Macaulay’s plan had only a limited success in India, though he did succeed in creating a microscopic minority, which would have agreed with what the Western educated Nehru who admitted as the final result of his Western education, "I find myself at home nowhere, out of place everywhere." But what happened in Ceylon was more successful than what the British expected. In a percipient essay Dr Lakshman Marasinghe wrote to the Sri Lankan Journal of International Law under the title The British Colonial Contribution to Disunity in SrI Lanka, he traces what the education policy the British introduced finally produced in Sri Lanka:

"..it might be said that by the time of independence, in 1948, Ceylon had witnessed the growth of a class of persons, small in number, whose cultural and attitudinal underpinnings were those borrowed from alien cultures. By 1948, this small group had formed a class of powerful powerbrokers in Ceylon through whom the departing colonial power hoped to influence the governments and its institutions of Independent Ceylon. This comprodore class was expected to chart a course for the island’s future in which the English language and Western cultural values and attitudes shall have a place of prominence. The political cultural revolution of 1956, occasioned by the first Bandaranaike government, was a natural consequence of this colonial education policy."

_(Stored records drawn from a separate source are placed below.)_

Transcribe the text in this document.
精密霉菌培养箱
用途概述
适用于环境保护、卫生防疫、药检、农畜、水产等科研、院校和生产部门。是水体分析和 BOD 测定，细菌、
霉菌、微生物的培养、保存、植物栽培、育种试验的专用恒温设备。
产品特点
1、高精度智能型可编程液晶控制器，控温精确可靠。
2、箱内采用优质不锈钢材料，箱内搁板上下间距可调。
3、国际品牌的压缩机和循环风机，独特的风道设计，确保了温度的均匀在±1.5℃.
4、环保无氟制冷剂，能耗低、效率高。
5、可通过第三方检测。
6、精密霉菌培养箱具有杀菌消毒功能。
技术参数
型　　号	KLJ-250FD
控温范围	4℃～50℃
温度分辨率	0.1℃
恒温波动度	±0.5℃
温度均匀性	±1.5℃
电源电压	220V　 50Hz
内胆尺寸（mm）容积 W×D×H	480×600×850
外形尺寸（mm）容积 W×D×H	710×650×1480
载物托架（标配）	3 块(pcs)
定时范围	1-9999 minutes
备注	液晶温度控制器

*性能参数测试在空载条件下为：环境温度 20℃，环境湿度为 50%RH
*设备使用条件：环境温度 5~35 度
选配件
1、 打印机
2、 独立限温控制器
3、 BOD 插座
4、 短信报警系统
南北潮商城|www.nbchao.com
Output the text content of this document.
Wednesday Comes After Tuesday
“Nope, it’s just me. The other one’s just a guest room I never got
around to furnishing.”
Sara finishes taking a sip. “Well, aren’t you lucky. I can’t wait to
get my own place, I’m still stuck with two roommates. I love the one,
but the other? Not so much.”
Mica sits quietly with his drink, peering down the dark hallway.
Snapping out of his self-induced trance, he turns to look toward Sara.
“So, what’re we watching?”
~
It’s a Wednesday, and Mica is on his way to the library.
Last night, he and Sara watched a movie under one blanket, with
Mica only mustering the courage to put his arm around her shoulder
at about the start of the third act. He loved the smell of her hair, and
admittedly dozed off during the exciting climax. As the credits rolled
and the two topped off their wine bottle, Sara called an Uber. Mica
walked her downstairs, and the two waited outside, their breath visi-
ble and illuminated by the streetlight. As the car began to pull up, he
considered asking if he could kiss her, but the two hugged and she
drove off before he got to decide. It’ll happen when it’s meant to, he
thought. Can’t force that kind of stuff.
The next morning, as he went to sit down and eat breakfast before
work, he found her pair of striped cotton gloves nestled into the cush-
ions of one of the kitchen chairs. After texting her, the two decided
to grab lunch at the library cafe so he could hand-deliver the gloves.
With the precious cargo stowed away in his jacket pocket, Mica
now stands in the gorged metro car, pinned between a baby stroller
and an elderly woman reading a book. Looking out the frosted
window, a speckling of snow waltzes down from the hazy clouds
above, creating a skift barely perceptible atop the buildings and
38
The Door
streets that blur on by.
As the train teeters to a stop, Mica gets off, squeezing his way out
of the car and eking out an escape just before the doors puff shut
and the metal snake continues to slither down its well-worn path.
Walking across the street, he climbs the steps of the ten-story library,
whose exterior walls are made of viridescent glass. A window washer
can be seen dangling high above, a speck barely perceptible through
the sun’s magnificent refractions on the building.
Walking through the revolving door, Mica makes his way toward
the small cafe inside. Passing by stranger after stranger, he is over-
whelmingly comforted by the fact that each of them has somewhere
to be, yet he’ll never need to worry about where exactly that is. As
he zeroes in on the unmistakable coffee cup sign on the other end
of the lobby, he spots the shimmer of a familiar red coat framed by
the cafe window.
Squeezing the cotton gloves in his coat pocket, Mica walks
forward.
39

Another disaster of this cultural collision was the impact of English on the Sinhala language. In this same issue of the Royal Asiatic Journal of Ceylon issued in 1935 from which I secured the information about the little Maldivian drama, there was an article by the Ven R. Siddartha on the Sinhalese language. In that he was referring to ‘another menace to our language... more appalling than the one already mentioned. This is the influence of the English language with which the Sinhalese language has no similarity whatsoever.

‘As English and Sinhalese differ in every way, the introductions of the idioms of the English language into the Sinhalese language makes the latter ridiculous....If precautions are not taken in time, and if preference is not given to Sinhalese over English in the education of our children, in a few generations the Sinhalese language will be irreparably corrupted.’ That warning was sounded almost seventy years ago. In the last two years the devastation caused to the culture and language has had the able support of the different TV channels and numerous FM stations, where we find now Sinhala is being pushed to the wall once more.

I can see the new regime preparing to focus its attention more on teaching English than the Sinhala language. To introduce English at the stage when a child’s mind is forming, will only turn the child away from its own cultural roots, as it happened in the past to produce, what Dr Lakshman Marasingha calls, the comprodore class with its leaning towards alien cultures and attitudes that have been the ruin of the political leaders of our country as the case of the last Prime Minister clearly shows.